LME chief executive Matthew Chamberlain said: “This is an extremely complex area, and while finding the right balance between rule-making and the pragmatism of their application has been challenging, we believe our way forward is operationally robust, respectful of public expectations on our industry, and also fair and achievable for our global producer community.”
A review earlier this year by the World Bank and non-profit organisation Pact found that more than 40 million people worldwide are employed in artisanal and small-scale mining (ASM) labour – mostly in developing countries.
For many, it is a viable and legitimate means through which to earn a living – and has an important role to play in the context of the industry.
Speaking to business intelligence firm GlobalData, the director of Pact’s Mines to Markets project, Crisitina Villegas, explained: “While a lot of countries and policy-makers hope that large-scale companies will come in and develop, it may not be appropriate.
“You may need a mix of small and large-scale mining.
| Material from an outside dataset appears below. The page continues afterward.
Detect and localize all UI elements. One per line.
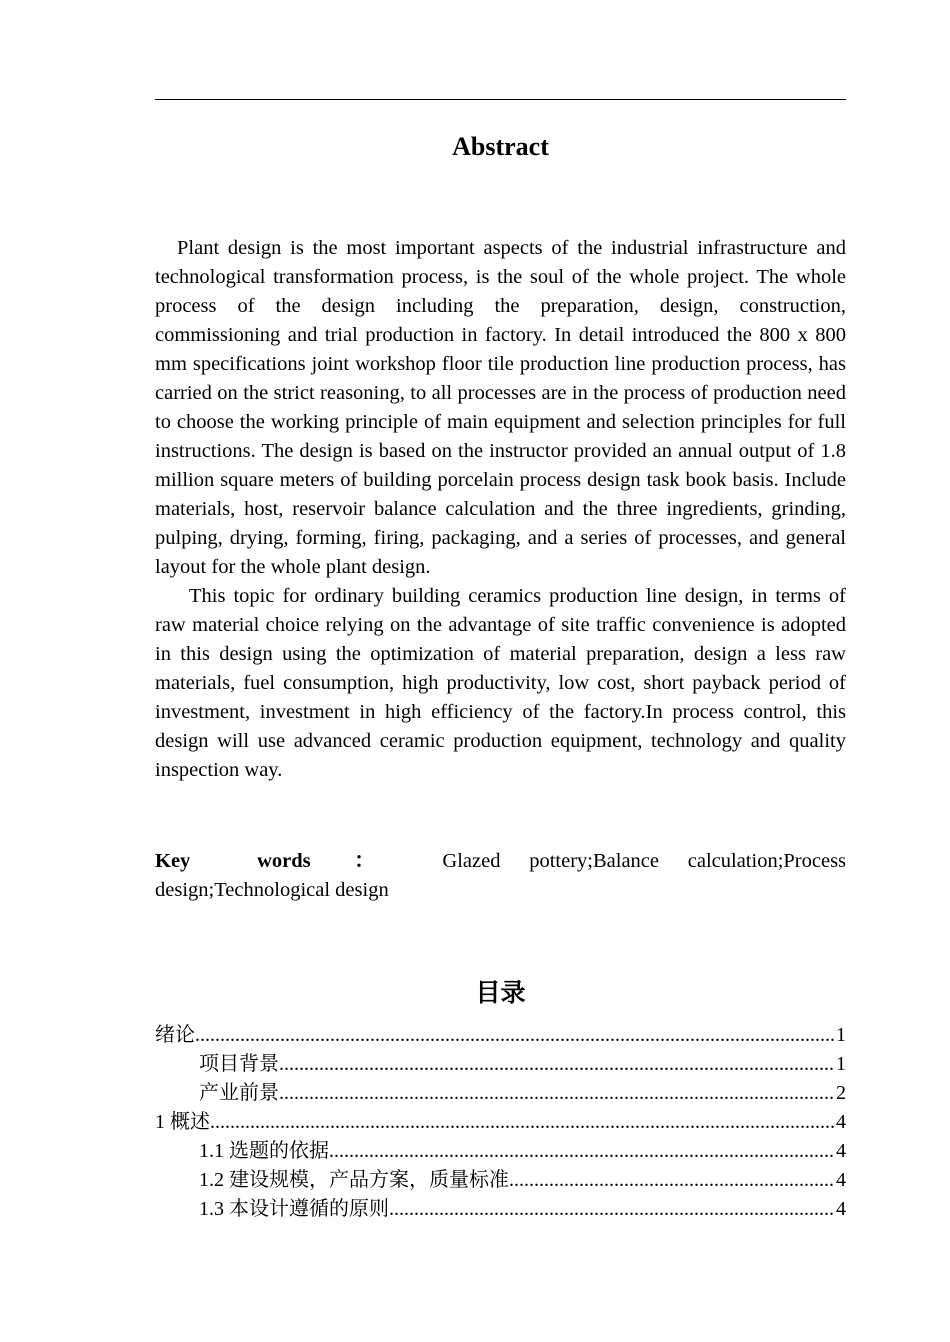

It’s not only a solution that can maximise the local social benefit of mining, it’s great for resource efficiency.
“There are very few sites in the world where the whole deposit is used. Usually the large-scale mine will only want a part of it, even though they’ve done the research for the whole deposit.”
Small ‘artisanal’ mining operations have been blighted by human rights and safety concerns
There have, however, also been numerous reports of child labour and human rights abuses associated with the practice – as well as concerns over poor health and safety standards, corruption and environmental harm.
The Democratic Republic of Congo (DRC) – where the global race for cobalt for use in the batteries that power electric vehicles is fast-unfolding – is a frequently-cited example of an extractive industry where small-scale producers are haunted by perilous working conditions.
The OECD’s due diligence framework is an effort to respond to these concerns by improving supply chain transparency and setting new industry standards for the extraction, processing and sale of minerals.
Head of the OECD’s responsible business conduct unit Tyler Gillard said: “We are pleased that the LME will be using our framework to underpin its rules and integrate responsible sourcing into the base metals market.
“These steps, with meaningful implementation, will position the LME’s stakeholders extremely well in an industry that increasingly demands business to respect human rights, combat corruption, and more broadly address the environmental, social and governance risks of their supply chains.”
LME will introduce a ‘three-track’ system for risk assessment
The LME’s approach to implementing the OECD guidelines is to create a “three-track” system by which firms can achieve compliance with the standards.
This offers options for navigating the “red flag assessment” process – which is used to determine the level of scrutiny required for a particular trader, depending on the regions from which their minerals have been claimed.
Environmental concerns are not currently taken into account by the LME’s assessment procedure, although the organisation says it “continues to engage actively with its stakeholders on sustainability issues – especially in the aluminium sector – and is committed to supporting initiatives that facilitate the global transition to a low-carbon economy”.